「じゃあ、また会ってくれるんですね!って。それだけでいいんですと。もしかしたら彼が私に対して感じていたのは、恋ではなくて愛だったのかもしれない。家族愛的な?」
しかし、成人した男と女である。2人は徐々に距離を近づけていった。
「物理的にというよりは、精神的にですね。お互いに本当にいろんなことを話します。アートの話とか、仕事の話はもちろん、自分の内面にある人には言えない気持ちとかこれまであった辛い過去のこととか、漠然とした不安とか…。夫にも娘にも話せないことも彼になら話せるんです。彼もたぶん同じ気持ちなんじゃないかな。カラダの関係がなくてもここまでどっぷり浸かれるというか、ハマってしまうことに驚いています」
美術館の喫茶店で見つめ合い、愛おしそうに話をする2人は側から見たらカップルに見えることだろう。

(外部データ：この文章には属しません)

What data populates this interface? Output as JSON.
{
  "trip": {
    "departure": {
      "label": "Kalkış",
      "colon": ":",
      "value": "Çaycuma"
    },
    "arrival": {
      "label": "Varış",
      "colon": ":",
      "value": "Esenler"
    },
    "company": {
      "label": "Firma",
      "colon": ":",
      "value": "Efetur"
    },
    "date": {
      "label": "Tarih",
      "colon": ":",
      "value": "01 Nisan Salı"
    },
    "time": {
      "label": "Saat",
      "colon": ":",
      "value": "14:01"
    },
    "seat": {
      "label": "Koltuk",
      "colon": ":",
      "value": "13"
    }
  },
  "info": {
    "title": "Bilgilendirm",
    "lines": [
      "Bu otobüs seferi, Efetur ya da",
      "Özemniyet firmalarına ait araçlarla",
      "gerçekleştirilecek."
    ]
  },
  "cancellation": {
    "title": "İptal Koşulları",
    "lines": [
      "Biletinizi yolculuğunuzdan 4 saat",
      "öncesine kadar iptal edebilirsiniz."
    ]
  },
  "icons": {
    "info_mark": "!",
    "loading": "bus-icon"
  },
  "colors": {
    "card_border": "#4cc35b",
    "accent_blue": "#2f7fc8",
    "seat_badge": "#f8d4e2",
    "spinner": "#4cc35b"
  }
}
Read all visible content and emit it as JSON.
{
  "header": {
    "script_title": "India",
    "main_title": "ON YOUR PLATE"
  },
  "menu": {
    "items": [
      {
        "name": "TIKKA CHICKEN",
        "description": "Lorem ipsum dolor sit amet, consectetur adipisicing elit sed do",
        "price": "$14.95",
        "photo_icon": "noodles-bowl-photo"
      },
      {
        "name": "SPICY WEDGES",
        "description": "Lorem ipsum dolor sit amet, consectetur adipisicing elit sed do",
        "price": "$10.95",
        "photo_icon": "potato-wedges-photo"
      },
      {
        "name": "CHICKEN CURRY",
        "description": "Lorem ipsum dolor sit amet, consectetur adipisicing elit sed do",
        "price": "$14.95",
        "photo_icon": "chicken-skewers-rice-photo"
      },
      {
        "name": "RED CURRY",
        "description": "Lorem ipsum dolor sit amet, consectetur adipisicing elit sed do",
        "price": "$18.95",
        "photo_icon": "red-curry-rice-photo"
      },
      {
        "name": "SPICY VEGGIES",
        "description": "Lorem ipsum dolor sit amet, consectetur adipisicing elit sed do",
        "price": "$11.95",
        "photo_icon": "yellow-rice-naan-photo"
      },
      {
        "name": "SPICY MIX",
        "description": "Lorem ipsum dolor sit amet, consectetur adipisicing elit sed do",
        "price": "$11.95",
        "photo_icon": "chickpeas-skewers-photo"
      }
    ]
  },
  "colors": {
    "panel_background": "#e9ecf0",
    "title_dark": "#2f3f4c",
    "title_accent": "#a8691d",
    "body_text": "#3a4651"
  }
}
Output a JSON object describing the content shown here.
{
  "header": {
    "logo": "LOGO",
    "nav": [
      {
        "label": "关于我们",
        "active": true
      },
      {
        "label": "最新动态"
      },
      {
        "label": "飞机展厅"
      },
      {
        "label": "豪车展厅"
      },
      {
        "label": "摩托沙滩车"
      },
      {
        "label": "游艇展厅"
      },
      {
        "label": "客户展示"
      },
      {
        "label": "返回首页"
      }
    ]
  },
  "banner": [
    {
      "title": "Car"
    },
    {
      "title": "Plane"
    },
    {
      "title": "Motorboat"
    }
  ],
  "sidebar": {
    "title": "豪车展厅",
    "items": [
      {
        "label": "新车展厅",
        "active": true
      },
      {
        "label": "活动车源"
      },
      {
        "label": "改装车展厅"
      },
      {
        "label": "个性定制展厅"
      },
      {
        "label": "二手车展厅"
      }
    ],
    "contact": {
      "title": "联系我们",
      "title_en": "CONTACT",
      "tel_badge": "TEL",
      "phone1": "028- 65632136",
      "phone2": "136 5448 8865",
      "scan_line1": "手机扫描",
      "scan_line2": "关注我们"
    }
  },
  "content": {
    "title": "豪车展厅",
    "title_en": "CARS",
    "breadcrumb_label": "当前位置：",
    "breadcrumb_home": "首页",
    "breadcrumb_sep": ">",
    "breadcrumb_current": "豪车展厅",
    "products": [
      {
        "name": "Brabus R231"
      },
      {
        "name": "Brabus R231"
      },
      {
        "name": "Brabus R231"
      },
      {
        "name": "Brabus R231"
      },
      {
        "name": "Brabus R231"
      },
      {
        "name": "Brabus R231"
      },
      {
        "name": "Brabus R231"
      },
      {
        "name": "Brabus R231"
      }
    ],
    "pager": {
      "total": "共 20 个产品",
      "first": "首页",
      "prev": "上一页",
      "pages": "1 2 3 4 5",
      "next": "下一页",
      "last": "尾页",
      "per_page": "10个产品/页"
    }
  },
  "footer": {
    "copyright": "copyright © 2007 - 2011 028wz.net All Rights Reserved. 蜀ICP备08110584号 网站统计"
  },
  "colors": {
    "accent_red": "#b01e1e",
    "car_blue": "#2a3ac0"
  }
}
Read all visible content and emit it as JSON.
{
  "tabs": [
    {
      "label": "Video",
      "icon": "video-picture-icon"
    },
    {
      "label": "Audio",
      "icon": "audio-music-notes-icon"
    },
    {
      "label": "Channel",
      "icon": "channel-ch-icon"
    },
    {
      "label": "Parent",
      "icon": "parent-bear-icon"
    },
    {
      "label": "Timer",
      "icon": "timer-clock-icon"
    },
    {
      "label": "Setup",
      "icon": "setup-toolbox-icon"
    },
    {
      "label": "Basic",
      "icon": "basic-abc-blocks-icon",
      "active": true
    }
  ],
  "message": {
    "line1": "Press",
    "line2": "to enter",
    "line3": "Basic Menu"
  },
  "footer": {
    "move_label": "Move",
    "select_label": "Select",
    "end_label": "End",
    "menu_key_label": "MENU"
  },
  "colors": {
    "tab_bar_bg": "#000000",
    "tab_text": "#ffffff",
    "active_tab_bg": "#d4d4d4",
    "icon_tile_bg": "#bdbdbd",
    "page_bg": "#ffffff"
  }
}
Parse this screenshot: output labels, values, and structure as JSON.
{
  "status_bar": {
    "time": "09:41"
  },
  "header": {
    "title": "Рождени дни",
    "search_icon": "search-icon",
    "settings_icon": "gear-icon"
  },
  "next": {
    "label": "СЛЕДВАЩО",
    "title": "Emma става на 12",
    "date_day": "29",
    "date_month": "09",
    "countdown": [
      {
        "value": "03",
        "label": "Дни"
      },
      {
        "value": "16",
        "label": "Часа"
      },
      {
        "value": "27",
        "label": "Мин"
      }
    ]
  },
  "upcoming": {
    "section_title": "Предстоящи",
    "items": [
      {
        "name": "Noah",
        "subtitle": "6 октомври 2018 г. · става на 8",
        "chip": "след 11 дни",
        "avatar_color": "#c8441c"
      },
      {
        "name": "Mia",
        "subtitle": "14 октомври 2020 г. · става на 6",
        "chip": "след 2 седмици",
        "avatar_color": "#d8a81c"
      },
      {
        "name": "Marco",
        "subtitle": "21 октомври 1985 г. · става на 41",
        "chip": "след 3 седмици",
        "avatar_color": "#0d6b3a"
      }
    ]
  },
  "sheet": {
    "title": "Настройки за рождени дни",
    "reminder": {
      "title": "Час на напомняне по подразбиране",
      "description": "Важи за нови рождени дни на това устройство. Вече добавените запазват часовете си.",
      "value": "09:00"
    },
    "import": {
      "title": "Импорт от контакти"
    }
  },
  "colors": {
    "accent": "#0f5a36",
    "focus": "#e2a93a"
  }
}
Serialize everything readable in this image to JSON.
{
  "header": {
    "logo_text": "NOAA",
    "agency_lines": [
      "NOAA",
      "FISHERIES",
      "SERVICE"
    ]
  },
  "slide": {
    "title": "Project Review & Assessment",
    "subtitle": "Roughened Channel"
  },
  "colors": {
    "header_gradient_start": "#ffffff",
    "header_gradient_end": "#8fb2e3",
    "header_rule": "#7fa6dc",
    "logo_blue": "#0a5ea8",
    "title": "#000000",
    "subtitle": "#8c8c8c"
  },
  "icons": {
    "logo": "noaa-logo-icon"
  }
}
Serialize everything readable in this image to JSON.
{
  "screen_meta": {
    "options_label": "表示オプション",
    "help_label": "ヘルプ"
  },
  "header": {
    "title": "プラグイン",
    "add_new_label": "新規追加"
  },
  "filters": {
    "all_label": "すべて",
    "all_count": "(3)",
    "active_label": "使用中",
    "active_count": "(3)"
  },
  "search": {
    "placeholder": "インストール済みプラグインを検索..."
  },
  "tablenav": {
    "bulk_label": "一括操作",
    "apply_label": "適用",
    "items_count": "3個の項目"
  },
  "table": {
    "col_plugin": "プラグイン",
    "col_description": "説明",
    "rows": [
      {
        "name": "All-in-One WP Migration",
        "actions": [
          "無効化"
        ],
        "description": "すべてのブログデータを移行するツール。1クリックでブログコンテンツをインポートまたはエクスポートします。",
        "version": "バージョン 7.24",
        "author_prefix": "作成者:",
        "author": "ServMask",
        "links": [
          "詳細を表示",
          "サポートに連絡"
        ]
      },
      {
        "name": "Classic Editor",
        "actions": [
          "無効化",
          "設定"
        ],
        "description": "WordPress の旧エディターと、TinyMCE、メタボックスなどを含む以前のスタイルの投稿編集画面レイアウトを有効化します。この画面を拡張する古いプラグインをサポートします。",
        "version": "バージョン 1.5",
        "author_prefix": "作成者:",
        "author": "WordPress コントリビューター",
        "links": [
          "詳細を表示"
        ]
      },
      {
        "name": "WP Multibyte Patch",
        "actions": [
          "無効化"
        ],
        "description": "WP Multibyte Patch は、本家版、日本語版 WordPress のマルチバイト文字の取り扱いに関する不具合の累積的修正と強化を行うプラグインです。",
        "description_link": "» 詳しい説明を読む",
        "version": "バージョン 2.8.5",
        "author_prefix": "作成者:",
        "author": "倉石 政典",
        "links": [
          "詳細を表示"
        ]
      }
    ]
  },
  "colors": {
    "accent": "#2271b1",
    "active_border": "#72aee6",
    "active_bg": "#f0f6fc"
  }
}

「そうかもしれませんね。実際、触れたい、キスしたい、抱き合いたいって思ってますから。それをぐっと我慢していることもいいのかもしれない。想像するだけでなんていうのかな、興奮しちゃう。最近はそういう話もするんですよ。カラダの関係になったら、どうなるかな? って。でもなりません。恋愛になって彼を失ったら、私、それこそ精神を壊してしまいそうだから」
彼との時間を過ごすようになって、灯里は夫とは、薄っぺらな会話しかしていないことに気がついたという。